O meu amigo das cores vivas, dos traços precisos arrancados das telas negras, decidiu casar-se novamente. Fui a Cellanova, onde ele nasceu e conheceu Ana, a Cellanova onde a sua infância se foi consumindo e a sua inocência perdendo. Baldomero ama aquela Galiza profunda e aquela paisagem de vales e montes verdes, de rio ao fundo, de terras hoje amaldiçoadas do trabalho que dão e da falta de apoio comunitário que geram, as terras de onde saem os tractores que se manifestam em Lugo e Ourense contra a Europa dos preços estagnados.
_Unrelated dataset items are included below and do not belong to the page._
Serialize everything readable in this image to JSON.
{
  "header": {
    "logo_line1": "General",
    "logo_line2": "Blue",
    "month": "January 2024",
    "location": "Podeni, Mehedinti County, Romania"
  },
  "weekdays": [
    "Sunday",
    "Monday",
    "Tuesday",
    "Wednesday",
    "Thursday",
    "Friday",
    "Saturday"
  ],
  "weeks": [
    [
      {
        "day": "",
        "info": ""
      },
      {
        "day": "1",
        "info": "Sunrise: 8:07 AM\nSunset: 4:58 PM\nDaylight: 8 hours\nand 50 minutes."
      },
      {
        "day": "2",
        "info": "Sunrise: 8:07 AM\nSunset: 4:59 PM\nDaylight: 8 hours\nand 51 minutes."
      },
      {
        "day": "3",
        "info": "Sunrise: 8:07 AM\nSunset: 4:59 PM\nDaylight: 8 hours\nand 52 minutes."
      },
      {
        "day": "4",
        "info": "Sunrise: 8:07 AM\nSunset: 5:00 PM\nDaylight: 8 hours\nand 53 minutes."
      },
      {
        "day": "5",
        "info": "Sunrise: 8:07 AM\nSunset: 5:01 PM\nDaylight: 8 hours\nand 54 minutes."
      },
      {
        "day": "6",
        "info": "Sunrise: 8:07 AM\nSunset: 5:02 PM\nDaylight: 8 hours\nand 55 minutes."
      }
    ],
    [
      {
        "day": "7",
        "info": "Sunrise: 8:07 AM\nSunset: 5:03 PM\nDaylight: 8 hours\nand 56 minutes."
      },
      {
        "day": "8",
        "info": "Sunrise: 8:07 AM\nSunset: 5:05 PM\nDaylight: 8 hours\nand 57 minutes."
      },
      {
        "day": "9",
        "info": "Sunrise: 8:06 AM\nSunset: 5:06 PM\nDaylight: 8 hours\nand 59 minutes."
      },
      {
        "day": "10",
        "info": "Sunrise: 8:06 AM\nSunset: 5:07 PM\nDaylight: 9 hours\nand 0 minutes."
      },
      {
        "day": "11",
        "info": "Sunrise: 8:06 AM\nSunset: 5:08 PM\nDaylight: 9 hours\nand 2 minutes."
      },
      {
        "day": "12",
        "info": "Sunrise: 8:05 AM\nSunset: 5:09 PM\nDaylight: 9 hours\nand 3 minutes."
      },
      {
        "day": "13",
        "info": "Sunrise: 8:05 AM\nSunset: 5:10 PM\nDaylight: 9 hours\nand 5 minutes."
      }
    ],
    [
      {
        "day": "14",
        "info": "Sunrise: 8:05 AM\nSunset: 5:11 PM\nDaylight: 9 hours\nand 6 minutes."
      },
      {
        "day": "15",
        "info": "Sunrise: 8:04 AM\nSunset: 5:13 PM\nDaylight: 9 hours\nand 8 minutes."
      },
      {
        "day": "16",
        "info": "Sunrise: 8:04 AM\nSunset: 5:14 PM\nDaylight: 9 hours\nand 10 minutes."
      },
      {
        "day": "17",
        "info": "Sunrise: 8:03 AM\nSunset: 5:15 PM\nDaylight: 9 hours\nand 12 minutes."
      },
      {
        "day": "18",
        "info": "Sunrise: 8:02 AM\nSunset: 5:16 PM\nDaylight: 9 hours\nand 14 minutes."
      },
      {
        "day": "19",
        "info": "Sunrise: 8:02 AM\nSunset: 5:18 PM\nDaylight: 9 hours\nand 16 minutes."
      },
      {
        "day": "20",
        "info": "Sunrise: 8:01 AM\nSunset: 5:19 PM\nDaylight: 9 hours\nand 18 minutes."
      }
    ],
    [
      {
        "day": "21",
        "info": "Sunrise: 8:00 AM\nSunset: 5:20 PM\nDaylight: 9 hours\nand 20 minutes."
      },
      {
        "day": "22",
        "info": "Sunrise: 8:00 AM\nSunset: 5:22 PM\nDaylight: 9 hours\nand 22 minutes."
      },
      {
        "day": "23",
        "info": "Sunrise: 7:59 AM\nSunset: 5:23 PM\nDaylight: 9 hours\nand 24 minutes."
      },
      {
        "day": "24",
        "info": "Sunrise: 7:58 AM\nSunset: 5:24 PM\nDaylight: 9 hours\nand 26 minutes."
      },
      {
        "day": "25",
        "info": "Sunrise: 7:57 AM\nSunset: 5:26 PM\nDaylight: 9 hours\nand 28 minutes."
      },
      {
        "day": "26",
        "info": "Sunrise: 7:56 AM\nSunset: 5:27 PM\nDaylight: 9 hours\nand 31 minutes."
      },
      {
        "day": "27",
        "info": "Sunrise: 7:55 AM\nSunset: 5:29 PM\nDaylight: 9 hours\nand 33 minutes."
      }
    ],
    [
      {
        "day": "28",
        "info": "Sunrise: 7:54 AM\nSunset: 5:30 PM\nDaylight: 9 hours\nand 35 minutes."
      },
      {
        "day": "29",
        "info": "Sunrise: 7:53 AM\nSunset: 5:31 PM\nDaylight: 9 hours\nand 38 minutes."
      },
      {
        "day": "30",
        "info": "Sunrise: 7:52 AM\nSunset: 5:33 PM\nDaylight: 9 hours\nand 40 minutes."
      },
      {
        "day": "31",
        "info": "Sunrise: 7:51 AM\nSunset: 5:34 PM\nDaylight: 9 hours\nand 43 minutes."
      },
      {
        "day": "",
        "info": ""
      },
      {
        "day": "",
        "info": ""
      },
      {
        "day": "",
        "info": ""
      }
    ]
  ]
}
Baldomero encontrou um amor de infância, a mulher que guardou suas cartas de menino, que o quis sempre, que o “abensonhou”, como diria Mia Couto, que guardou suas telas simples, quando pintar era um deleite e um sintoma. Ana aguardou os cem anos que a vida dura não preencheu, esperou a “passagem dos tempos de cólera”, e um dia entregou-se-lhe perdidamente. Baldomero e Ana casaram-se rápido para não perder mais tempo de separação. Estavam felizes em cada instante e era essa felicidade que tinha de testemunhar e me fez feliz. Baldomero re-encontrou seu talento, redescobriu sua inspiração e as suas telas enchem-se de beijos:
-“diogo, son bicos, me salem siempre bicos”.
E bicos são beijos que preenchem as cores das suas telas grandes e pequenas. Assim sobe o rio da felicidade este homem que ontem encontrei feliz. Estas histórias de um primeiro amor serenar o espaço daqueles amores que entretanto falharam repete-se com alguma frequência e surgem-me num testemunho que hoje me coube expor. Deus os bendiga e lhes dê a tranquilidade e calor que tanto merecem.